A few songs like “Bloodshed” and “12 Years in a Tomb” aren’t bad but can’t take that next step to really grab your attention, though the latter has some interesting moments as it rambles this way and that. “Hour Glass” is better, sounding like a lost cut from Born Too Late, but it’s still average at best. Besides the opener, only penultimate tune “Last Breath” truly impresses me, bringing back the uber creepy guitar sound from Die Healing for a song that feels like the soundtrack to a horror movie as much as a compelling, slow-moving doom spectacle. Chandler and Reagers both excel here, delivering performances that prove the band can still produce solid music when adequately inspired, which makes the rest of the material’s lack of inspiration so frustrating. Of the nine tracks, only two are high-level, and the remainder is either average or outright bad. “City Park” is a strange, ineffective spoken word piece full of distorted guitar and cheesy wind effects, and closer “Useless” is a short, primitive punk rock song that sounds like a bunch of high school kids did it, ending the album on a confused and dispiriting note.

Dave Chandler always had a very distinctive playing style, half drugged out Jimi Hendrix and halfTony Iommi. He’s penned some amazing doom riffs in his time, often complimenting them with crazed feedback and fuzzed out, chaotic soloing. He does plenty of that here, and it’s always great to hear him wailing away, but except on the few standout cuts, much of his playing feels predictable and even a bit rote. Scott Reagers sounds great and his voice hasn’t changed much at all since the 80s. I’ve always preferred him to Wino as the voice of Saint Vitus, and he does what he can with the material, but much of the writing here is just too flat and generic, especially considering the band had 7 years to work on it. Much like Lillie F-65, there’s an inescapable feeling that the album is either rushed or unfinished. Either way, it’s definitely not Saint Vitus anywhere near top form, and that’s so damn depressing.
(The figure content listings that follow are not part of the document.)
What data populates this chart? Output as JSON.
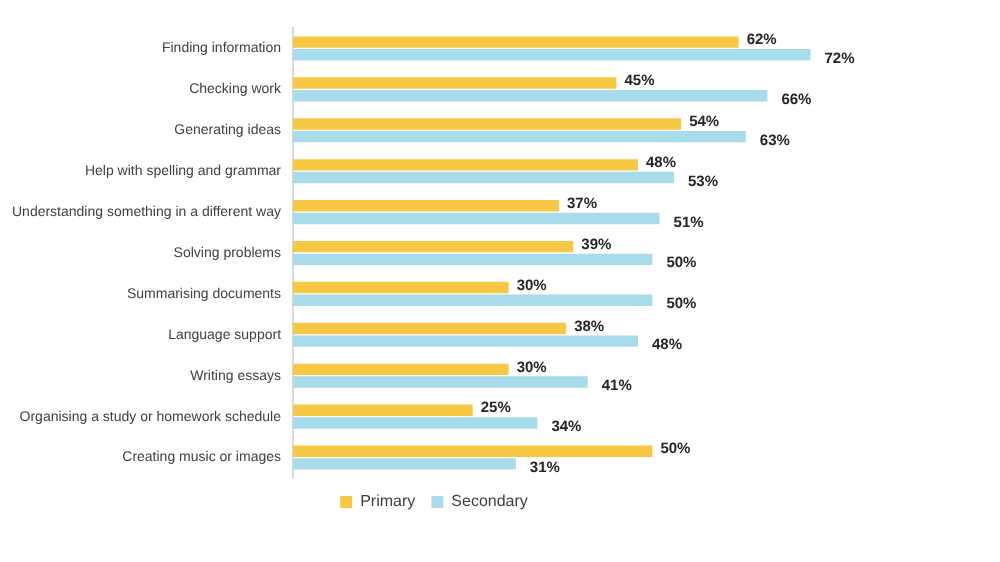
{
  "chart_data": {
    "type": "bar",
    "orientation": "horizontal",
    "categories": [
      "Finding information",
      "Checking work",
      "Generating ideas",
      "Help with spelling and grammar",
      "Understanding something in a different way",
      "Solving problems",
      "Summarising documents",
      "Language support",
      "Writing essays",
      "Organising a study or homework schedule",
      "Creating music or images"
    ],
    "series": [
      {
        "name": "Primary",
        "color": "#f7c843",
        "values": [
          62,
          45,
          54,
          48,
          37,
          39,
          30,
          38,
          30,
          25,
          50
        ],
        "value_labels": [
          "62%",
          "45%",
          "54%",
          "48%",
          "37%",
          "39%",
          "30%",
          "38%",
          "30%",
          "25%",
          "50%"
        ]
      },
      {
        "name": "Secondary",
        "color": "#a8dcea",
        "values": [
          72,
          66,
          63,
          53,
          51,
          50,
          50,
          48,
          41,
          34,
          31
        ],
        "value_labels": [
          "72%",
          "66%",
          "63%",
          "53%",
          "51%",
          "50%",
          "50%",
          "48%",
          "41%",
          "34%",
          "31%"
        ]
      }
    ],
    "tick_labels": "y",
    "grid": false,
    "legend": "bottom"
  }
}
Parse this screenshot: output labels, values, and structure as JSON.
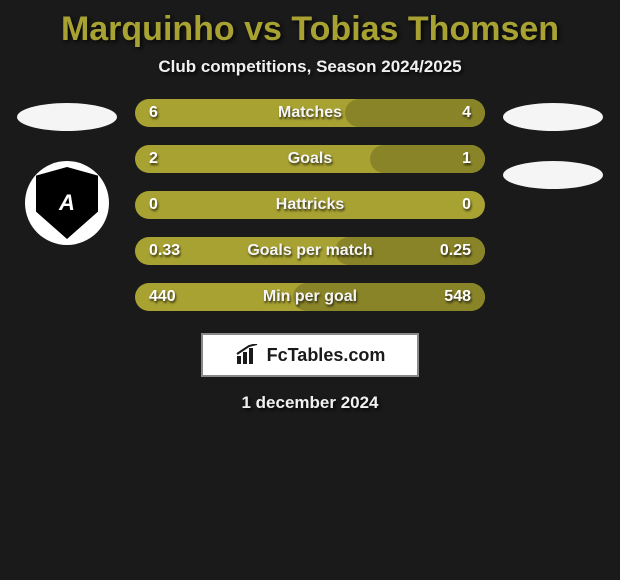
{
  "title": "Marquinho vs Tobias Thomsen",
  "subtitle": "Club competitions, Season 2024/2025",
  "date": "1 december 2024",
  "brand": "FcTables.com",
  "colors": {
    "background": "#1a1a1a",
    "bar_base": "#a8a232",
    "bar_dark": "#8a8428",
    "title_color": "#a8a232",
    "text_light": "#f0f0f0"
  },
  "bars": [
    {
      "label": "Matches",
      "left": "6",
      "right": "4",
      "right_fill_pct": 40
    },
    {
      "label": "Goals",
      "left": "2",
      "right": "1",
      "right_fill_pct": 33
    },
    {
      "label": "Hattricks",
      "left": "0",
      "right": "0",
      "right_fill_pct": 0
    },
    {
      "label": "Goals per match",
      "left": "0.33",
      "right": "0.25",
      "right_fill_pct": 43
    },
    {
      "label": "Min per goal",
      "left": "440",
      "right": "548",
      "right_fill_pct": 55
    }
  ],
  "left_badge_letters": "A"
}
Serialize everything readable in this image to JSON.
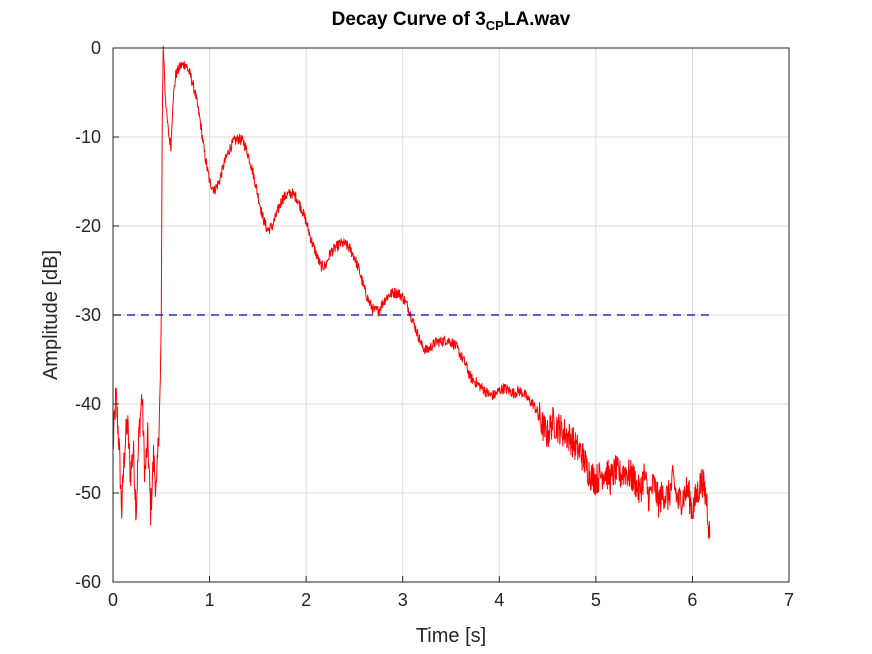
{
  "chart_data": {
    "type": "line",
    "title": {
      "main": "Decay Curve of 3",
      "subscript": "CP",
      "suffix": "LA.wav"
    },
    "xlabel": "Time [s]",
    "ylabel": "Amplitude [dB]",
    "xlim": [
      0,
      7
    ],
    "ylim": [
      -60,
      0
    ],
    "xticks": [
      0,
      1,
      2,
      3,
      4,
      5,
      6,
      7
    ],
    "yticks": [
      0,
      -10,
      -20,
      -30,
      -40,
      -50,
      -60
    ],
    "grid": true,
    "series": [
      {
        "color": "#ff0000",
        "style": "solid",
        "points": [
          [
            0.0,
            -45
          ],
          [
            0.03,
            -39
          ],
          [
            0.06,
            -44
          ],
          [
            0.09,
            -52
          ],
          [
            0.12,
            -45
          ],
          [
            0.15,
            -42
          ],
          [
            0.18,
            -48
          ],
          [
            0.21,
            -45
          ],
          [
            0.24,
            -52
          ],
          [
            0.27,
            -43
          ],
          [
            0.3,
            -39
          ],
          [
            0.33,
            -48
          ],
          [
            0.36,
            -44
          ],
          [
            0.39,
            -52
          ],
          [
            0.42,
            -46
          ],
          [
            0.45,
            -50
          ],
          [
            0.47,
            -44
          ],
          [
            0.49,
            -38
          ],
          [
            0.5,
            -30
          ],
          [
            0.51,
            -8
          ],
          [
            0.52,
            0
          ],
          [
            0.53,
            -2
          ],
          [
            0.54,
            -5
          ],
          [
            0.56,
            -8
          ],
          [
            0.58,
            -10
          ],
          [
            0.6,
            -11
          ],
          [
            0.62,
            -6
          ],
          [
            0.65,
            -3
          ],
          [
            0.7,
            -2
          ],
          [
            0.75,
            -1.8
          ],
          [
            0.8,
            -3
          ],
          [
            0.85,
            -5
          ],
          [
            0.9,
            -8
          ],
          [
            0.95,
            -12
          ],
          [
            1.0,
            -15
          ],
          [
            1.05,
            -16
          ],
          [
            1.1,
            -15
          ],
          [
            1.15,
            -13
          ],
          [
            1.2,
            -11.5
          ],
          [
            1.25,
            -10.5
          ],
          [
            1.3,
            -10.2
          ],
          [
            1.35,
            -10.5
          ],
          [
            1.4,
            -12
          ],
          [
            1.45,
            -14
          ],
          [
            1.5,
            -16.5
          ],
          [
            1.55,
            -19
          ],
          [
            1.6,
            -20.5
          ],
          [
            1.65,
            -20
          ],
          [
            1.7,
            -18.5
          ],
          [
            1.75,
            -17
          ],
          [
            1.8,
            -16.5
          ],
          [
            1.85,
            -16.3
          ],
          [
            1.9,
            -16.8
          ],
          [
            1.95,
            -18
          ],
          [
            2.0,
            -19.5
          ],
          [
            2.05,
            -21.5
          ],
          [
            2.1,
            -23
          ],
          [
            2.15,
            -24.5
          ],
          [
            2.2,
            -24.5
          ],
          [
            2.25,
            -23
          ],
          [
            2.3,
            -22.5
          ],
          [
            2.35,
            -22
          ],
          [
            2.4,
            -22
          ],
          [
            2.45,
            -22.5
          ],
          [
            2.5,
            -23.5
          ],
          [
            2.55,
            -25
          ],
          [
            2.6,
            -27
          ],
          [
            2.65,
            -28.5
          ],
          [
            2.7,
            -29.5
          ],
          [
            2.75,
            -29.5
          ],
          [
            2.8,
            -28.5
          ],
          [
            2.85,
            -27.8
          ],
          [
            2.9,
            -27.5
          ],
          [
            2.95,
            -27.5
          ],
          [
            3.0,
            -28
          ],
          [
            3.05,
            -29
          ],
          [
            3.1,
            -30.5
          ],
          [
            3.15,
            -32
          ],
          [
            3.2,
            -33.5
          ],
          [
            3.25,
            -34
          ],
          [
            3.3,
            -33.5
          ],
          [
            3.35,
            -33
          ],
          [
            3.4,
            -33
          ],
          [
            3.45,
            -32.8
          ],
          [
            3.5,
            -33
          ],
          [
            3.55,
            -33.5
          ],
          [
            3.6,
            -34.5
          ],
          [
            3.65,
            -35.5
          ],
          [
            3.7,
            -37
          ],
          [
            3.75,
            -37.5
          ],
          [
            3.8,
            -38
          ],
          [
            3.85,
            -38.5
          ],
          [
            3.9,
            -39
          ],
          [
            3.95,
            -39
          ],
          [
            4.0,
            -38.5
          ],
          [
            4.05,
            -38.2
          ],
          [
            4.1,
            -38.5
          ],
          [
            4.15,
            -38.8
          ],
          [
            4.2,
            -38.5
          ],
          [
            4.25,
            -38.8
          ],
          [
            4.3,
            -39.5
          ],
          [
            4.35,
            -40
          ],
          [
            4.4,
            -41
          ],
          [
            4.45,
            -42.5
          ],
          [
            4.5,
            -43.5
          ],
          [
            4.55,
            -42
          ],
          [
            4.6,
            -42.5
          ],
          [
            4.65,
            -43
          ],
          [
            4.7,
            -43.5
          ],
          [
            4.75,
            -44
          ],
          [
            4.8,
            -45
          ],
          [
            4.85,
            -45.5
          ],
          [
            4.9,
            -47
          ],
          [
            4.95,
            -48
          ],
          [
            5.0,
            -48.5
          ],
          [
            5.05,
            -48
          ],
          [
            5.1,
            -47.5
          ],
          [
            5.15,
            -48.5
          ],
          [
            5.2,
            -47.5
          ],
          [
            5.25,
            -48
          ],
          [
            5.3,
            -47.5
          ],
          [
            5.35,
            -48
          ],
          [
            5.4,
            -48.5
          ],
          [
            5.45,
            -50
          ],
          [
            5.5,
            -48
          ],
          [
            5.55,
            -50.5
          ],
          [
            5.6,
            -49
          ],
          [
            5.65,
            -51
          ],
          [
            5.7,
            -50
          ],
          [
            5.75,
            -50.5
          ],
          [
            5.8,
            -48.5
          ],
          [
            5.85,
            -51
          ],
          [
            5.9,
            -50.5
          ],
          [
            5.95,
            -49.5
          ],
          [
            6.0,
            -52
          ],
          [
            6.05,
            -50
          ],
          [
            6.1,
            -48.5
          ],
          [
            6.15,
            -51
          ],
          [
            6.18,
            -55
          ]
        ],
        "noise_band_db": 2.4
      },
      {
        "color": "#0000b4",
        "style": "dashed",
        "points": [
          [
            0.0,
            -30
          ],
          [
            6.18,
            -30
          ]
        ]
      }
    ]
  }
}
With back-to-back sub-par albums, it seems like one of America’s original doom bands just doesn’t have it anymore. Saint Vitus is a 41-minute album with perhaps 15 minutes of worthwhile material, and that just doesn’t cut it. If this is all the band can deliver after so much downtime, then they should just close up the doom shoppe and give up the ghost. I’m disappointed, but at this point I can’t say I’m surprised.

Rating: 2.0/5.0
DR: 7 | Format Reviewed: 320 kbps mp3
Label: Season of Mist
Websites: | |
Releases Worldwide: May 17th, 2019

Show 1 footnote

  1. I grew up with the band, coming on board with 1985s Hallow’s Victim album.